The Beige Box Era - Radius Full Page Display

The Beige Box Era

It’s the mid-1990s in PC and Mac land, and just about all monitors are beige. We’re now firmly in the era of the inexpensive color multisync VGA monitor that can handle a huge range of resolutions with aplomb. Manufacturers at this time began experimenting with a wide range of physical sizes (from 14″ to 21″ and beyond) and shapes (the 4:3 ratio or the vertically-oriented full page display). Some CRTs even became flat in the late 1990s while envious of the new, more svelte LCD kid on the block.

Photos: Radius, ViewSonic

Early Desktop LCDs monitors

Early Desktop LCDs

Computer companies had experimented with desktop LCD monitors since the 1980s in small numbers, but those monitors tended to be very expensive and have low performance verses CRTs (lack of color, low contrast, low refresh rate, low resolution).

That changed around 1997, when suddenly a number of vendors like Dell (left), IBM (center), and Apple (right) introduced color LCD monitors with qualities that could finally begin to compete with CRT monitors for a reasonable price. These LCDs used less desk space, less electricity, and generated far less heat than CRTs, which made them attractive to early adopters.

Photos: ViewSonic; IBM; Apple, Inc.

Present and Future Computer Displays

Present and Future

Today, LCD monitors (many widescreen) are standard across the PC industry (excepting tiny niche applications). Desktop LCD monitors first outsold CRT monitors in 2007, and their sales and market share continue to climb. Recently, LCD monitors have become so inexpensive that many experiment with dual monitor setups like the one seen here. A recent industry trend is toward monitors that support 3D through special glasses and ultra-high refresh rates. Monitors commonly hook to computers with pure digital connections such as DVI and HDMI.

As most TV sets have become fully digital, the line between monitor and TV are beginning to blur like they did in the early 1980s. It’s now possible to buy a 42″ HD flat-panel display for under $999 that you can hook to your computer, which would make anyone’s head explode if you could convey that to someone in the 1940s — back when people were still using paper.

Photos: Samsung, GO.VIDEO, Asus

Original URL: http://www.pcworld.com/article/209224/a_brief_history_of_computer_displays.html

4 Responses to “[ VC&G Anthology ] The Evolution of Computer Displays”

  1. Eagles409 Says:

    I remember working at Tiger Direct in the late 90s and a guy from Viewsonic came in and offered us employee pricing on LCD computer monitors.

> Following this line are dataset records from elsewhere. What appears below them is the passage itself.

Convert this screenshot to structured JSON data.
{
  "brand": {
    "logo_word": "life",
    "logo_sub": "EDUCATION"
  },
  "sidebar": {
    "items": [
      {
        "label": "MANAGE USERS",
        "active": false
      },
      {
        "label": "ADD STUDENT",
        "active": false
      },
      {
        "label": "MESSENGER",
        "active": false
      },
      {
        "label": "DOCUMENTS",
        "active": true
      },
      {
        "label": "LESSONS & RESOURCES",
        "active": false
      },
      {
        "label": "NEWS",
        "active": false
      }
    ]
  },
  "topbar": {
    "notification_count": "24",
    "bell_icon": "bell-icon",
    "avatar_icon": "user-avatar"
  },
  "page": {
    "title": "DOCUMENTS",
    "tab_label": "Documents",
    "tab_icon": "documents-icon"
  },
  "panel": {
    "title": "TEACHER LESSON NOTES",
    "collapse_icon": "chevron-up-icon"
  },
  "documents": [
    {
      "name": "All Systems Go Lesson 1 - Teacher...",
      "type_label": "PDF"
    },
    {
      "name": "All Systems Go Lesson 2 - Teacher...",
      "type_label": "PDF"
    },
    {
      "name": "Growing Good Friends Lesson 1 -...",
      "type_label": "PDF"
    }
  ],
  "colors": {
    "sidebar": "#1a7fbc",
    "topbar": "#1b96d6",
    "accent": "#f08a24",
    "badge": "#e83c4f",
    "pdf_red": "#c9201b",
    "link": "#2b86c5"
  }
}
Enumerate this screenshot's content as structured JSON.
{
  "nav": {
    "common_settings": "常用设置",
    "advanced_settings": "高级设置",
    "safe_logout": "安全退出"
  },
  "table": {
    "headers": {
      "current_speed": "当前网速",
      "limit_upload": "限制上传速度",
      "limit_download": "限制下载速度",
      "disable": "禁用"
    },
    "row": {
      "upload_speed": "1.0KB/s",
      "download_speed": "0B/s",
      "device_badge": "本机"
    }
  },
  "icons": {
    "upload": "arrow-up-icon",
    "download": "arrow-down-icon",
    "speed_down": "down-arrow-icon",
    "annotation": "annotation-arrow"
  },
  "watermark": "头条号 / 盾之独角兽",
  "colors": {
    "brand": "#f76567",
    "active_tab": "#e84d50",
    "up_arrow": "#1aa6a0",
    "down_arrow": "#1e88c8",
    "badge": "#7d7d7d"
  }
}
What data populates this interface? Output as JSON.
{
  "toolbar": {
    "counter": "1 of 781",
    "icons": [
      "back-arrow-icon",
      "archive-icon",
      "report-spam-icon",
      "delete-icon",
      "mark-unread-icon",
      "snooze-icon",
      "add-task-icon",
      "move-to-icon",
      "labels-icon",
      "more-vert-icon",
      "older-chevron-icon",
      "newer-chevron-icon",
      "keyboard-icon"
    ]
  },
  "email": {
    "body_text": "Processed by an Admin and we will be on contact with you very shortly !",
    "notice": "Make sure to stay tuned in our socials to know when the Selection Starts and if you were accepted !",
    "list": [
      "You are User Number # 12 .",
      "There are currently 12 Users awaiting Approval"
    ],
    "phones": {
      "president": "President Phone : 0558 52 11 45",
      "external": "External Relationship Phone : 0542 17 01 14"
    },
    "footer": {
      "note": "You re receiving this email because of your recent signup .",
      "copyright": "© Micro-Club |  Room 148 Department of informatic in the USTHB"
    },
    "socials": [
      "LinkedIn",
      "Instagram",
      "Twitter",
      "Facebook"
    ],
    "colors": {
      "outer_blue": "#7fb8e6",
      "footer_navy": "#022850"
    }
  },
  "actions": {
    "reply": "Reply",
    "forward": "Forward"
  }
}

For only $900 I could get a 13″ 4:3 LCD monitor, which at the time was pretty good (I didn’t buy it).

  2. Ant Says:

    These days, I am slow to upgrade my hardwares since I just keep using stuff that still work until there are problems and deaths. I finally went LED 1080p HDTV and computer monitor in late 2014.

  3. Tim Mooney Says:

    Awhile back I discovered Youtube and archive.org has older episodes of Computer Chronicles, and on one episode from the mid 80’s a representative from an LCD manufacture was explaining the process of making larger LCD panels. At the time, all there was was thin LCD strips, and the only way to get over this limitation was to join several smaller panels, plus add the circuitry to make them viewable as one big screen. He went on saying color LCD’s were right around the corner, and maybe in a decade we might see the beginning of large screen LCD TV’s. The other guest laughed at the idea.

  4. Ant Says:

    Tim, Computer Chronicles series was rad. Did you watch these MattChat interview parts from a few years ago?